Photo near Vista do Rei, São Miguel, Azores, by RJ Peltz-Steele, CC BY-NC-SA 4.0. HT @ Chris Becker.
I'm not sure what's happening in the illustration on this sign, but it sure looks like a tort.
Photo near Vista do Rei, São Miguel, Azores, by RJ Peltz-Steele, CC BY-NC-SA 4.0. HT @ Chris Becker.
RJ Peltz-Steele CC BY-NC-SA 4.0 |
As a tort lawyer, I can be a little obsessed with signs, especially warnings. So I was struck by the abundance of these signs on the islands of the Azores, specifically São Miguel, Terceira, and Pico, where I spent some time this month. The signs warn not to remove bait traps loaded with lethal rodenticide and not to litter, such as might provide food for rats.
Being a key port in the European age of discovery, the Azores are inextricably bound up with the history of human exploration and expansion. A remarkably successful species, rats are a part of that history, because they go where we go. The Azorean bat is the only native land mammal of the Azores. But people long ago brought more, including hedgehogs, rabbits, cats, and the islands' iconic cows, all besides, of course, rats.
There's been an abundance of research sequencing rat DNA to study the history of human exploration. For example, Gabriel, Mathias, & Searle (2014) studied rats in the Azores specifically. There are books on the history that rats and people share: Anthony Barnett's The Story of Rats (2002) and the New York City-focused Rats (2005) by New Yorker contributor Robert Sullivan.
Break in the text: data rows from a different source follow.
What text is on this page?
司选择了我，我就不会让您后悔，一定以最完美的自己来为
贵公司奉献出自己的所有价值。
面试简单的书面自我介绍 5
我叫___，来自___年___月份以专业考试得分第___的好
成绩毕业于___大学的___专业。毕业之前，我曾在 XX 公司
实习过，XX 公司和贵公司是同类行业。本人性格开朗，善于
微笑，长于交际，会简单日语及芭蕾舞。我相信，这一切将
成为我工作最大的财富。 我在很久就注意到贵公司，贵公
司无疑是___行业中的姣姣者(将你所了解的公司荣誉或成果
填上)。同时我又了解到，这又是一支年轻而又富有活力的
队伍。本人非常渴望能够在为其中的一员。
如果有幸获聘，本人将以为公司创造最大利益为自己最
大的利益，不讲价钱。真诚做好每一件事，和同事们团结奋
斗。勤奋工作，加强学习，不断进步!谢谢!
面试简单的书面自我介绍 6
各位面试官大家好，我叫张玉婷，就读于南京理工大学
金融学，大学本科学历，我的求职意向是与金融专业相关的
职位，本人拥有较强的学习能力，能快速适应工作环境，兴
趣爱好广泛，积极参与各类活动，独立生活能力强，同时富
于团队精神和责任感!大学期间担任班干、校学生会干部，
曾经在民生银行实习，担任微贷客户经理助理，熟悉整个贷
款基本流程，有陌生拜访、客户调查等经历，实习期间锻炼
As the latter book suggests, rat research also informs contemporary urban development. Canadian "rat detective" Kaylee Byers wrote a fun first-person narrative for The Conversation (2019) on the value of "23andme" for rats.
Rats have a fan club.
The signs in the Azores reminded me in particular of a superb episode of the Throughline podcast in the spring, "Of Rats and Men," which well summarized the subject.